These Days
This time twelve years ago I had a little baby boy just over one month old and a homemade teddy-bear bunting to wrap him in. All the good things about this time of year and turning in to be cozy together more than we went out seemed embodied by that snuggly bunting and the baby it held. It seemed like life would be all Christmas from then on, forever.
This time ten years ago I had two of them to bundle before we went outside. Getting out was even more difficult now. (Case in point, Me after one night of loading them in and out: How do people with THREE kids do this? Michael's answer: Their husbands help more.)

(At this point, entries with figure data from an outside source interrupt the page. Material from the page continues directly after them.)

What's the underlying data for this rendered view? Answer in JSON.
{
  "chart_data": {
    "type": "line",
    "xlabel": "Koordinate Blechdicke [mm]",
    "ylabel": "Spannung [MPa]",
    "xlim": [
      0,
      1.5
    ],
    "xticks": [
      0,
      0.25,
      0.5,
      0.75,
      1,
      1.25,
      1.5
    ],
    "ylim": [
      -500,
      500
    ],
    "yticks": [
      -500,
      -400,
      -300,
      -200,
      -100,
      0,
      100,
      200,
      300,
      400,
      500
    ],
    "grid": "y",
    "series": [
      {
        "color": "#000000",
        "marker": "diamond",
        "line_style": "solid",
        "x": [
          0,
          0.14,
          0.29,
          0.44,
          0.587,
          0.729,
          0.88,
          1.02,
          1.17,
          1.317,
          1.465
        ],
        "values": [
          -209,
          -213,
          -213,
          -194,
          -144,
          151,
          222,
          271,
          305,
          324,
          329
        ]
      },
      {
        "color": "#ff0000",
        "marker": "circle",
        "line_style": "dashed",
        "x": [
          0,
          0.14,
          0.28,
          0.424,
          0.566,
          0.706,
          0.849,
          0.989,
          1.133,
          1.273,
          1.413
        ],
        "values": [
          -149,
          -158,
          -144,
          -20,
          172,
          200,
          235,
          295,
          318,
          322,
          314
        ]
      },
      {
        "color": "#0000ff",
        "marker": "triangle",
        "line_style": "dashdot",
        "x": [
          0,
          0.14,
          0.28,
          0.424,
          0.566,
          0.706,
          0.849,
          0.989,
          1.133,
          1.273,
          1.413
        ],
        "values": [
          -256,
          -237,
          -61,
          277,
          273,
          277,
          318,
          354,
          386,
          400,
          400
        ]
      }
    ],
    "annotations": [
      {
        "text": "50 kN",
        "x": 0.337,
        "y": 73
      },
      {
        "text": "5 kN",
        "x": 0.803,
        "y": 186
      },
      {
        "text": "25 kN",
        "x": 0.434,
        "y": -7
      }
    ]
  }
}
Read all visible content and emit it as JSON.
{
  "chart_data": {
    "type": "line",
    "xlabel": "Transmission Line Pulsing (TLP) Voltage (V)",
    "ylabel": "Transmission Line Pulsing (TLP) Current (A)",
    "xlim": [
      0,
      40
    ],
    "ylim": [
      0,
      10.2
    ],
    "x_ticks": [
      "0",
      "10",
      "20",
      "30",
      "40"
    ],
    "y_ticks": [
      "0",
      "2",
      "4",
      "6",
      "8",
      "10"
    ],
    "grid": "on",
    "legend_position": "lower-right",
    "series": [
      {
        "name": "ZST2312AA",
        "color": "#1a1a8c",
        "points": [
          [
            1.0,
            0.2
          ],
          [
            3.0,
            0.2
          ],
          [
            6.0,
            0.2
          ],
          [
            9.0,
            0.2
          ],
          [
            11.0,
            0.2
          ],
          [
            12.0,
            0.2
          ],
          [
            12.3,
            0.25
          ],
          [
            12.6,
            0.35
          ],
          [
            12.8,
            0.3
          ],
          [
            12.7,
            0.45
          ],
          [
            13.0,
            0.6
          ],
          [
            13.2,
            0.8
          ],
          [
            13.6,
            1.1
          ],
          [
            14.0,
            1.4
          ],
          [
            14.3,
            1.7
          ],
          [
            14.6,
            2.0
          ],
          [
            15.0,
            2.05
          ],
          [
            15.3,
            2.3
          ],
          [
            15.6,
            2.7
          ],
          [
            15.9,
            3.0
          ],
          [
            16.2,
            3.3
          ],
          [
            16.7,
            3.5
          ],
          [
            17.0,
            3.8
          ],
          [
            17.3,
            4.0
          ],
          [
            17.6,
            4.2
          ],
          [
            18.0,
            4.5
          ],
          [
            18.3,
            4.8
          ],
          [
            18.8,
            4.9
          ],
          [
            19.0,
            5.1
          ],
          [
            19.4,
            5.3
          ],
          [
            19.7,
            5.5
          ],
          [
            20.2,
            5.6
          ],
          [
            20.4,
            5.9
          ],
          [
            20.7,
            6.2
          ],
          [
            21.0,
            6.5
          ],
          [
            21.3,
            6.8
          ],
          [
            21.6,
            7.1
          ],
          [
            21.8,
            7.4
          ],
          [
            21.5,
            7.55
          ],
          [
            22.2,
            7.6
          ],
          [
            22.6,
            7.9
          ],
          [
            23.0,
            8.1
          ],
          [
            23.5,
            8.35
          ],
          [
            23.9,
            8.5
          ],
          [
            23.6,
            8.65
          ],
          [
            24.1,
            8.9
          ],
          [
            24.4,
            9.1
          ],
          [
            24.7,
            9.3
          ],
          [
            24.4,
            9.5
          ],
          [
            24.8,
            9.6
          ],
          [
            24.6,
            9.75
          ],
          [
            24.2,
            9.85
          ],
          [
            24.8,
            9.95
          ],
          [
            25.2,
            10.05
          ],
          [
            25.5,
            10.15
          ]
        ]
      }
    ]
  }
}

Six years ago I was grouchy and exhausted and waiting for baby number three and the dread of my final cancer treatment for that season, radiation.
One year ago, I had three sons, mostly too old to bundle but much too young to leave, two scary nodules in my lung, and one scary surgery scheduled for the Monday after Thanksgiving. Cancer was totally harshing my cozy.
I like how life changes. I miss the babies in the bunting, but I like feeling so very strongly about the players on the football fields and basketball courts. I hate that some years bring surprising, terrible trouble. But I love that one year later the trouble can be far behind you except for its scars and small changes like oh-so-short dark curls.
I love a stack of books I want to read but haven't, peppermint mocha, a candle burning, and Christmas commercials. I love making plans and buttoning coats and going to the movies and turning way, way in.